Вместо ответа Уэр вновь опустил жезл силы в пламя, которое, к удивлению Бэйнса, нисколько не опалило жезл. Но коронованная фигура скорчилась и отчаянно завопила. Уэр поднял жезл, правда, лишь на ширину ладони.
— Я пойду, куда ты прикажешь, — угрюмо согласился демон. Ненависть исходила из него подобно лаве.
— Если все не будет исполнено в точности, я снова вызову тебя, — заявил Уэр, — но если ты это исполнишь, то сохранится бессмертная сущность соблазненного тобой человека, который пока безупречен перед лицом Небес и потому представляет большую ценность.
— Но этого недостаточно, — возразил демон. — Ибо, как гласит договор, ты должен дать мне кое-что из твоих запасов.
— Ты поздно вспоминаешь о договоре, — заметил Уэр, — Но знай, маркиз, я поступлю с тобой честно. Вот.
Он достал из-за пазухи какой-то небольшой бесцветный предмет, который засиял от света свечи. Сначала Бэйнс принял его за бриллиант, но потом увидел, что это хрустальная вазочка, самая маленькая из всех, какие доводилось когда-либо видеть ему, закрытая крышкой и наполненная какой-то жидкостью. Уэр бросил ее кипевшему от злобы существу, которое — опять к удивлению Бэйнса, поскольку он уже успел забыть, что человек в короне сначала явился в виде зверя, — ловко поймало ее ртом и проглотило.
— Ты только дразнишь меня, — проворчало видение. — Когда ты попадешь ко мне в Ад, волшебник, я выпью тебя досуха, хотя ты и скуп на слезы.
— Твои угрозы мне не страшны. Я не предназначен тебе, даже если ты увидишь меня когда-нибудь в Аду, — возразил Уэр. — Довольно, неблагодарное чудовище. Прекрати пустую болтовню и делай свое дело. Я отпускаю тебя.
Коронованная фигура зарычала и внезапно обратилась опять в ту же волчицу, которой явилась сначала. Она изрыгнула пламя, которое, однако, не могло пересечь границу треугольника и вместо этого собралось в виде огромного шара вокруг самого демона. Тем не менее Бэйнс почувствовал жар. Уэр поднял жезл.

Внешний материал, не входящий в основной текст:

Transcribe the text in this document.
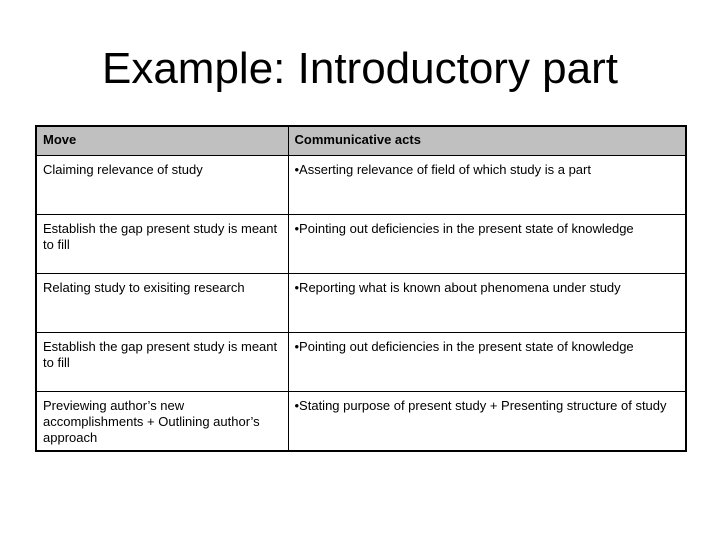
Example: Introductory part
Move	Communicative acts
Claiming relevance of study	•Asserting relevance of field of which study is a part
Establish the gap present study is meant to fill	•Pointing out deficiencies in the present state of knowledge
Relating study to exisiting research	•Reporting what is known about phenomena under study
Establish the gap present study is meant to fill	•Pointing out deficiencies in the present state of knowledge
Previewing author’s new accomplishments + Outlining author’s approach	•Stating purpose of present study + Presenting structure of study
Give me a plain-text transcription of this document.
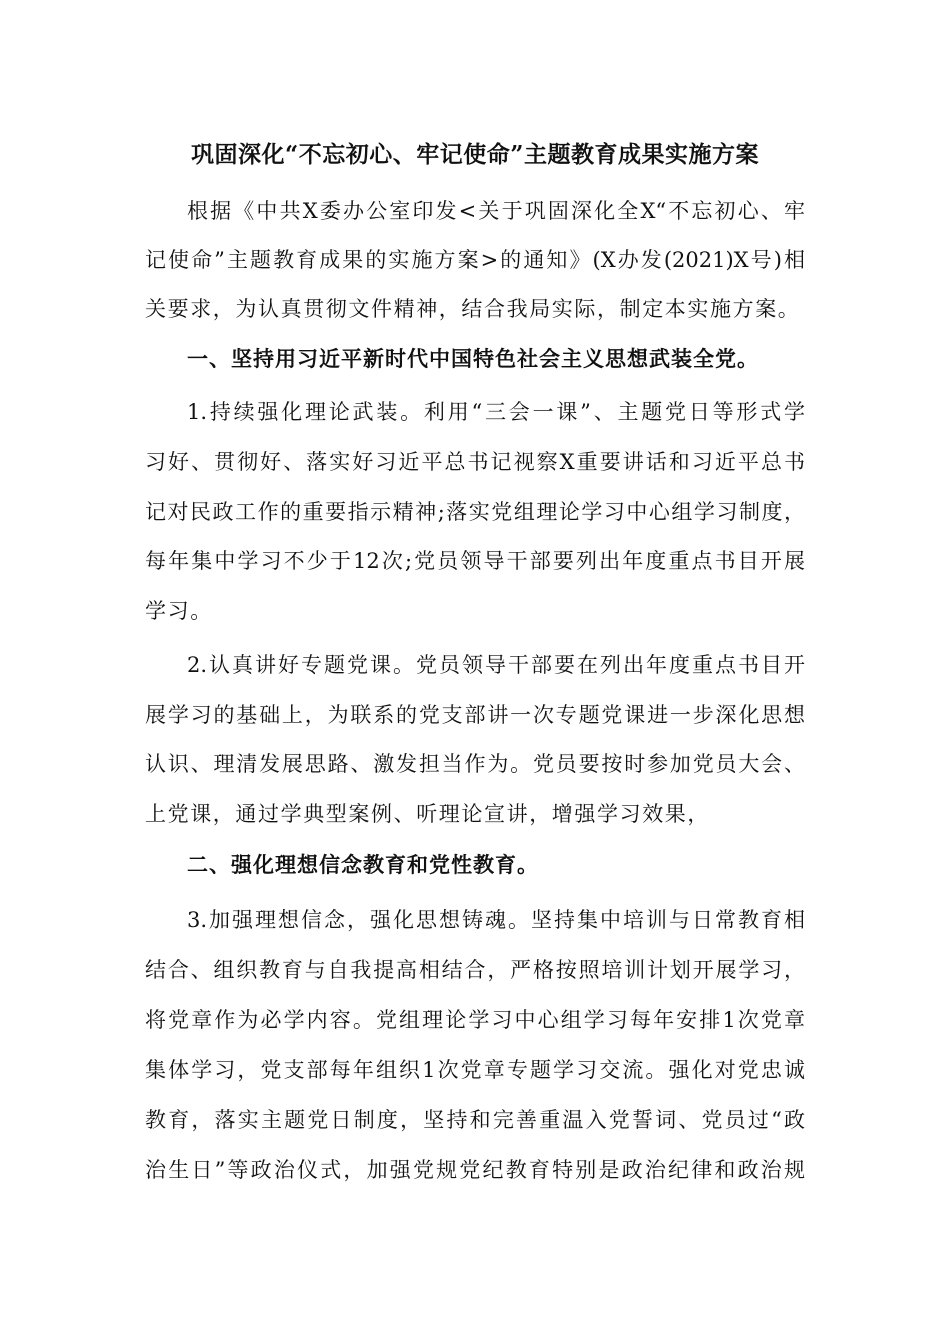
巩固深化“不忘初心、牢记使命”主题教育成果实施方案
根据《中共X委办公室印发<关于巩固深化全X“不忘初心、牢
记使命”主题教育成果的实施方案>的通知》(X办发(2021)X号)相
关要求，为认真贯彻文件精神，结合我局实际，制定本实施方案。
一、坚持用习近平新时代中国特色社会主义思想武装全党。
1.持续强化理论武装。利用“三会一课”、主题党日等形式学
习好、贯彻好、落实好习近平总书记视察X重要讲话和习近平总书
记对民政工作的重要指示精神;落实党组理论学习中心组学习制度，
每年集中学习不少于12次;党员领导干部要列出年度重点书目开展
学习。
2.认真讲好专题党课。党员领导干部要在列出年度重点书目开
展学习的基础上，为联系的党支部讲一次专题党课进一步深化思想
认识、理清发展思路、激发担当作为。党员要按时参加党员大会、
上党课，通过学典型案例、听理论宣讲，增强学习效果，
二、强化理想信念教育和党性教育。
3.加强理想信念，强化思想铸魂。坚持集中培训与日常教育相
结合、组织教育与自我提高相结合，严格按照培训计划开展学习，
将党章作为必学内容。党组理论学习中心组学习每年安排1次党章
集体学习，党支部每年组织1次党章专题学习交流。强化对党忠诚
教育，落实主题党日制度，坚持和完善重温入党誓词、党员过“政
治生日”等政治仪式，加强党规党纪教育特别是政治纪律和政治规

Пол внутри вписанного в треугольник круга исчез. Видение сложило свои медные крылья и камнем рухнуло в дыру, которая тут же с оглушительным грохотом сомкнулась.
Потом наступила тишина. Когда у Бэйнса перестало звенеть в ушах, он уловил отдаленный монотонный звук, как будто кто-то поставил на улице перед палаццо машину с невыключенным мотором. Но Бэйнс тут же понял, что это было: огромный кот мурлыкал; он наблюдал за всем происходившим лишь с серьезным интересом. Так же, как, по-видимому, и Гесса, Гинзберга трясло, и он с трудом остался на своем месте. Хотя Бэйнс никогда прежде не видел испуганного Джека, он едва ли мог упрекнуть своего помощника, потому что сам ощущал тошноту и головокружение, словно одно лишь созерцание Мархозиаса требовало не меньше усилий, чем многодневный подъем на гималайскую вершину.